When such brands as Barbie and Hot Wheels join the ThingMaker ecosystem has yet to be announced, but Aslan Appleman, senior director, at Mattel has hinted to USA Currently that this is part of the plan, “Obviously we have quite a few iconic brands in our portfolio as well as access to partner brands. You can imagine that is part of our longer term strategy.”

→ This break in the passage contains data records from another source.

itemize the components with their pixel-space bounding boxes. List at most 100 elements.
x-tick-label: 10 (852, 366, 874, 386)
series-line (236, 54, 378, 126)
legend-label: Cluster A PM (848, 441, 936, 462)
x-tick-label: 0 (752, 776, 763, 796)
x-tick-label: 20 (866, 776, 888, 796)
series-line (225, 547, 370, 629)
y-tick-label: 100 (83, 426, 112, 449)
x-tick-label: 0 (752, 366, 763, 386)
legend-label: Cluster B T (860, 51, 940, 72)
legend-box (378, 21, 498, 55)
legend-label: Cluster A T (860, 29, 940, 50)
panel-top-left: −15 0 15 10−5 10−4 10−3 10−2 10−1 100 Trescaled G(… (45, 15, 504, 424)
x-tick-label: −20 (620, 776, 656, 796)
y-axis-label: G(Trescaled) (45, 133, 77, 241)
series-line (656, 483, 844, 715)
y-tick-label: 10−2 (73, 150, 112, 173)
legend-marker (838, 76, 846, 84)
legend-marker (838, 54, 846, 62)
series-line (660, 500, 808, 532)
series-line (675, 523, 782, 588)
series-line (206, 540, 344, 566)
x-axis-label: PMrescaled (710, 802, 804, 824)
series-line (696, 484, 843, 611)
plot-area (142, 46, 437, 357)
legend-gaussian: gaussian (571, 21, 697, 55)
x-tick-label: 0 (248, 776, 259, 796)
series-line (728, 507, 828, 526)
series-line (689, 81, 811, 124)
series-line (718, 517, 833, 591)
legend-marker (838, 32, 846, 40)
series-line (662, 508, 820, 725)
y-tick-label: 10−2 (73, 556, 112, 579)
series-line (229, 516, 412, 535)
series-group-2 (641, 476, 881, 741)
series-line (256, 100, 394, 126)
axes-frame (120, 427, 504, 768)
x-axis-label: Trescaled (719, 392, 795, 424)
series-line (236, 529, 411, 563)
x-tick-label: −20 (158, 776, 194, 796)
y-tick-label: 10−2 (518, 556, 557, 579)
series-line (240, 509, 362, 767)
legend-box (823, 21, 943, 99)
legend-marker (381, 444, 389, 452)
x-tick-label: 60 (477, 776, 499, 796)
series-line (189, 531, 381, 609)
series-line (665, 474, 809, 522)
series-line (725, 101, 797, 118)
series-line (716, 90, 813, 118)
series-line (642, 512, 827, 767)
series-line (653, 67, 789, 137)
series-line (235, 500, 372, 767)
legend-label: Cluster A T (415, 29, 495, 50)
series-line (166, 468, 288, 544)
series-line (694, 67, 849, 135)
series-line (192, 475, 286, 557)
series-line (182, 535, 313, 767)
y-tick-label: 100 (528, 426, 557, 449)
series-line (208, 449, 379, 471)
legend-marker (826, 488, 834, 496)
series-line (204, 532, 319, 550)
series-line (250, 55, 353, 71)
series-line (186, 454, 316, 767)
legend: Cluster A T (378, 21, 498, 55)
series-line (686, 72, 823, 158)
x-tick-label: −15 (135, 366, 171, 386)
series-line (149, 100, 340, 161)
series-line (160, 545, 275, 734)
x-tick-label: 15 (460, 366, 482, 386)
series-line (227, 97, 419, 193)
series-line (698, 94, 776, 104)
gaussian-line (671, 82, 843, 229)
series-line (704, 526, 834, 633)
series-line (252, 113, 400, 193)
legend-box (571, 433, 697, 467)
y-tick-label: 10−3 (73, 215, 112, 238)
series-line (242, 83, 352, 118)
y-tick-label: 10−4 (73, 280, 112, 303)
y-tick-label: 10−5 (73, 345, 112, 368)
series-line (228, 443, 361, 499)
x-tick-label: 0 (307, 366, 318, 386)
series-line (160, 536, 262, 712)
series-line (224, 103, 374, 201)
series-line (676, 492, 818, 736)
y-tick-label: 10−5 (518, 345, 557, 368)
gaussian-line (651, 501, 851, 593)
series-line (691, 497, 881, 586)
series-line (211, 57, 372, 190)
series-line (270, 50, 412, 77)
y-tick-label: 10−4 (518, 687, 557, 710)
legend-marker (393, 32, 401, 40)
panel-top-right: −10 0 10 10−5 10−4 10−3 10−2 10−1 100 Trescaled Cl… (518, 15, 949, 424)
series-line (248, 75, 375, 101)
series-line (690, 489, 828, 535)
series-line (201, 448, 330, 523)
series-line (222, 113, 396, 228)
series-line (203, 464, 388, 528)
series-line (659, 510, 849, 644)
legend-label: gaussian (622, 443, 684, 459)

ThingMaker™-3D-Printer of Autodesk and Mattel

The ThingMaker can ship this Fall, but preorders can open up on Amazon this coming Monday and the ThingMaker app is may already on the market-bodied for download. Appleman comments, “We’re going to use these seven months to quite learn and acquire analytics of how individuals are via it.” Marketed during Saturday morning cartoons (are those yet a thing??) between Nerf and Ecto-Cooler commercials, I can tell you that I unquestionably may have asked my parents to buy me one.

Michael Molitch-Hou

About The Author

Michael is Editor-In Chief of 3D Printing Industry and the founder of The Reality™ Institute, a service institute dedicated to determining what’s real and what’s not so that you don’t have to. He is a graduate of the MFA Critical Studies & Writing Program at CalArts, and a firm advocate of world peace. Michael already resides in San Pedro with his magical wife, Danielle.